Kim Jong-un was notably absent from the ceremony to mark the 69th anniversary of the founding of the ruling Workers’ Party of Korea in Pyongyang yesterday (AP Photo/Kyodo News)

The internet is awash with Kim Jong-un trivia: his love of Emmental cheese, for example, acquired while a schoolboy in Switzerland, which is said to account for his ballooning size. In his childhood, we are told, he developed a morbid loathing of barber shops, which is why he cuts his own hair. He is obsessed with American basketball and is a fanatical supporter of the LA Lakers, which explains his friendship with their former star, Dennis Rodman.

Nobody knows for sure how old Kim is: was he born in 1982, 1983 or 1984? The regime has not deigned to clarify the point. Whatever his precise age, he is still very young to exercise absolute power, especially in a state wedded to Confucian values, in which it is the duty of youth to pay homage and respect to age.

Mr Kim has demonstrated abundant respect towards his father and grandfather, Kim Il-sung, the founder of the dynasty, by his regular presence at events honouring them. If one South Korean source is correct, he may even have taken filial piety to a new extreme, undergoing plastic surgery to enhance his resemblance to his grandfather.

But the North’s propaganda videos cannot conceal the gaping age difference between the plump young dictator and the big-hatted generals and party functionaries who accompany him on his frequent visits to farms, factories and military units. According to the party’s theology, Kim is the source of all wisdom, which is why these grizzled sidekicks are shown furiously scribbling his advice during these visits.

Kim Jong-un with his younger sister, Kim Yo-jong (left), on one of the leader’s staged public appearances (EPA/KCNA)

A more illuminating insight into Kim’s actual relationship to the old men hemming him in came last December, when he ordered the execution of his uncle Jang Song-thaek, who had reportedly built up a power base of his own from which he was attempting to control Mr Kim. The dictator’s retribution extended to his powerful uncle’s entire family, not excluding young children and grandchildren.

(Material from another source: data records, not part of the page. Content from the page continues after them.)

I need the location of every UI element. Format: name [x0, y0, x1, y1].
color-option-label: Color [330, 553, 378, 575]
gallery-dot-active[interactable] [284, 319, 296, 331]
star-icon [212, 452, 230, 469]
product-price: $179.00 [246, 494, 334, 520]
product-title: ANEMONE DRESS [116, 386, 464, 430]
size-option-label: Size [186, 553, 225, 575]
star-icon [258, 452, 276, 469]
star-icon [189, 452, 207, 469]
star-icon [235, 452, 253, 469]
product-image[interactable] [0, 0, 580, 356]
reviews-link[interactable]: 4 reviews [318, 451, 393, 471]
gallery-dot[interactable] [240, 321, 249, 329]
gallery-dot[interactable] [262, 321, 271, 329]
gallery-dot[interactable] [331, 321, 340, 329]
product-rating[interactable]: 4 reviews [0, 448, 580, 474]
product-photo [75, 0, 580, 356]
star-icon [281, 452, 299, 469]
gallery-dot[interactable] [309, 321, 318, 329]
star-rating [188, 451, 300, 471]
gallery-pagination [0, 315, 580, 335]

The demise of Mr Jang was a stark warning to other possible rivals that they would be unwise to offer competition to Mr Kim unless they were in a position to control him. This is what makes the meeting of Mr Hwang with the South’s President Park last week, and his agreement to start new talks, so remarkable. The background of tension between the sibling states was underlined yesterday when they traded machine-gun fire, following the release in the South of a balloon laden with anti-Pyongyang propaganda leaflets.

Mr Hwang’s power base is the Organisation and Guidance Department (OGD), a secretive state agency that reported directly to Mr Kim and was fiercely opposed to Uncle Jang and his clan.

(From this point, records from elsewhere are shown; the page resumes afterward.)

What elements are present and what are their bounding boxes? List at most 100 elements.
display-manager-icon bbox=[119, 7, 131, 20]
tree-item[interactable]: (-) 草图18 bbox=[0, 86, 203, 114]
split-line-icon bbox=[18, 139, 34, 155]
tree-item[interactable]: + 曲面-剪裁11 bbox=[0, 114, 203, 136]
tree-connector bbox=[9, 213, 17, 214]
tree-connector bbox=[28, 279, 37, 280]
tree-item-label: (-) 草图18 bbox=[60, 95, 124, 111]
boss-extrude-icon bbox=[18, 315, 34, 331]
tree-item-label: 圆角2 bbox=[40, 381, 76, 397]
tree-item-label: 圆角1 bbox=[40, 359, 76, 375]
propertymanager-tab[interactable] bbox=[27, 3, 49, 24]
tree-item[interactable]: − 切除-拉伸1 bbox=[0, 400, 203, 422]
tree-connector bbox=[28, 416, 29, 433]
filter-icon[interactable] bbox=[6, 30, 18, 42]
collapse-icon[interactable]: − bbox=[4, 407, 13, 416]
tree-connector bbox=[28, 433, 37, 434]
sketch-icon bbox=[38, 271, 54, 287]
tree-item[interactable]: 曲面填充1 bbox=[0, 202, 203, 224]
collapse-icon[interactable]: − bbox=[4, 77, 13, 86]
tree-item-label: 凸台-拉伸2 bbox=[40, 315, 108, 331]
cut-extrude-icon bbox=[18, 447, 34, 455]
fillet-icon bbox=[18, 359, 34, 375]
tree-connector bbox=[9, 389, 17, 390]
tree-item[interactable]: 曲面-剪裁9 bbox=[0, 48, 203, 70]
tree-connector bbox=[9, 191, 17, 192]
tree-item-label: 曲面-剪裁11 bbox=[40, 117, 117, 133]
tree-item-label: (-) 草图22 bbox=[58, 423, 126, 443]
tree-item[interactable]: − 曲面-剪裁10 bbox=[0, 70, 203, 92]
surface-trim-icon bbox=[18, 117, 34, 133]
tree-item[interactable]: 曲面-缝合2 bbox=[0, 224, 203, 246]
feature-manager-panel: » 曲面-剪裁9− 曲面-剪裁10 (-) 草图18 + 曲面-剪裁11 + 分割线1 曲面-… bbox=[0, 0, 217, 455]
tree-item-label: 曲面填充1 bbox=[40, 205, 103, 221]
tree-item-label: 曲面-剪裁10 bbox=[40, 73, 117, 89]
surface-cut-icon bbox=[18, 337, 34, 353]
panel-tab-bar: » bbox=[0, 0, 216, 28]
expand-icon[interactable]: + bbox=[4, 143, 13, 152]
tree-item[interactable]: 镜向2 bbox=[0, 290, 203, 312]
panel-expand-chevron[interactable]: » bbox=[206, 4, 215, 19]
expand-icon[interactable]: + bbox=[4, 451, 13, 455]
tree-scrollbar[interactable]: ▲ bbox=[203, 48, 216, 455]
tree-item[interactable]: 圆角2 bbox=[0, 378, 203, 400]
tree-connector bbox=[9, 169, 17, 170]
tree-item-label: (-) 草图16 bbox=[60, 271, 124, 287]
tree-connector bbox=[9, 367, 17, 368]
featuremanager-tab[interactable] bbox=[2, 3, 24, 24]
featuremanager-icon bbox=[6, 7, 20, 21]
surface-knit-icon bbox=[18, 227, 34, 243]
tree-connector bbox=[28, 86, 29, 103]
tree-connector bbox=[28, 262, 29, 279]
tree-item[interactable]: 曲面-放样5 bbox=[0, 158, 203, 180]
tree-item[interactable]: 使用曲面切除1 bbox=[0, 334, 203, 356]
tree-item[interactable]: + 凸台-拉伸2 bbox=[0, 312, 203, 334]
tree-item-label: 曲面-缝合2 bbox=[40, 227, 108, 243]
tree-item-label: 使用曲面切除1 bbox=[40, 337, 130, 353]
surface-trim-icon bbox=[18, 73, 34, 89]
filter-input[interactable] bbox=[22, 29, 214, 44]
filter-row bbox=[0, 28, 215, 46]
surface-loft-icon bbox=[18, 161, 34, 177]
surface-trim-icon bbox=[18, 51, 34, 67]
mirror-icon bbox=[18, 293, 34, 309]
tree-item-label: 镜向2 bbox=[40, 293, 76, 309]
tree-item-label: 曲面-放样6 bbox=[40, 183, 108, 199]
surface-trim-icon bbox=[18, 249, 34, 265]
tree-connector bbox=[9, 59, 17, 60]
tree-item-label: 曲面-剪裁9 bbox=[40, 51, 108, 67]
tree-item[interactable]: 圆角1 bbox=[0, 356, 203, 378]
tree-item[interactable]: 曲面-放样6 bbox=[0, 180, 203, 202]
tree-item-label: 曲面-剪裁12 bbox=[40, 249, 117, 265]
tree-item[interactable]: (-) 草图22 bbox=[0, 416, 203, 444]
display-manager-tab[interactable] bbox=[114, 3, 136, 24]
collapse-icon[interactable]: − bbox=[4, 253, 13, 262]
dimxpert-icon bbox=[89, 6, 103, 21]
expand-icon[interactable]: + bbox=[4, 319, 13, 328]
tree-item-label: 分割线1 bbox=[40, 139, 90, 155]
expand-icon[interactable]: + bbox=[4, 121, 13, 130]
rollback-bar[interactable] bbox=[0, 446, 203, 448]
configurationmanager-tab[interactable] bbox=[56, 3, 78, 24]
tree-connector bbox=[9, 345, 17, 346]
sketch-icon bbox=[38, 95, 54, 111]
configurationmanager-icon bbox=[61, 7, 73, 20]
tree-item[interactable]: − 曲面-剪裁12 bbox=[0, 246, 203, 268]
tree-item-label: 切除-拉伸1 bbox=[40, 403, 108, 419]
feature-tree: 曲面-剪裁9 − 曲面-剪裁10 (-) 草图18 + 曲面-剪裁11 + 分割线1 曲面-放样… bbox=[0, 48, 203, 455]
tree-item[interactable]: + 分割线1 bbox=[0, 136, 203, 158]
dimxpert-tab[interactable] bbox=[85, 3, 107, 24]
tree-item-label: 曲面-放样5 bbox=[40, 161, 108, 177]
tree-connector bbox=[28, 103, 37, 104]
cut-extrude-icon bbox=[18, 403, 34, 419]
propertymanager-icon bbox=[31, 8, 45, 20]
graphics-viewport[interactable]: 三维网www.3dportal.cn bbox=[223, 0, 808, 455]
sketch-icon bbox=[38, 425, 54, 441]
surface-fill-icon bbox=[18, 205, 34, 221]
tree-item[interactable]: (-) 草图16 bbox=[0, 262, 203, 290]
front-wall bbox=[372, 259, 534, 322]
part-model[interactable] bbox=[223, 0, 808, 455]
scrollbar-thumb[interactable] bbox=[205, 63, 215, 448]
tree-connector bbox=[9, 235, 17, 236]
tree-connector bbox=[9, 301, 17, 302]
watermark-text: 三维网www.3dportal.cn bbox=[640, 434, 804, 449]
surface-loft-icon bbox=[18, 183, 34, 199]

Mr Hwang’s olive branch to Seoul is starkly at odds with the hysterical and bellicose trajectory pursued by Mr Kim in his relations with the outside world. A diplomatic U-turn on this scale, it is argued, would need to be executed by the boss – unless the boss is no longer the boss. Though purely circumstantial, this is the best evidence to date that Kim Jong-un has indeed been marginalised.

The internet is awash with Kim Jong-un trivia from his love of cheese to his loathing of barbers (AFP PHOTO /KCNA via KNS)

But within North Korea the subject is off limits. The only explanation offered by official North Korean media for the Dear Leader’s long absence is that he was “suffering some discomfort”.

New Focus International, a website dedicated to North Korean affairs, this week published a conversation about Mr Kim’s absence with a person living in the town of Hyesan. “Has he really been gone a month?” the unnamed source asked. “None of us are interested in where Kim Jong-un is or isn’t. On North Korean TV, video clips showing Kim Jong-un conducting ‘on-site guidance’ are shown on a daily basis.

“In residential unit meetings and in the marketplace there have been rumours that ‘the Marshal is feeling poorly.’ But... this is actually the first I’ve heard that Kim Jong-un hasn’t been seen for a month.”

The conversation was ended abruptly because, the website reported, “vehicles from the Ministry of State Security were patrolling at night to detect communication signals”.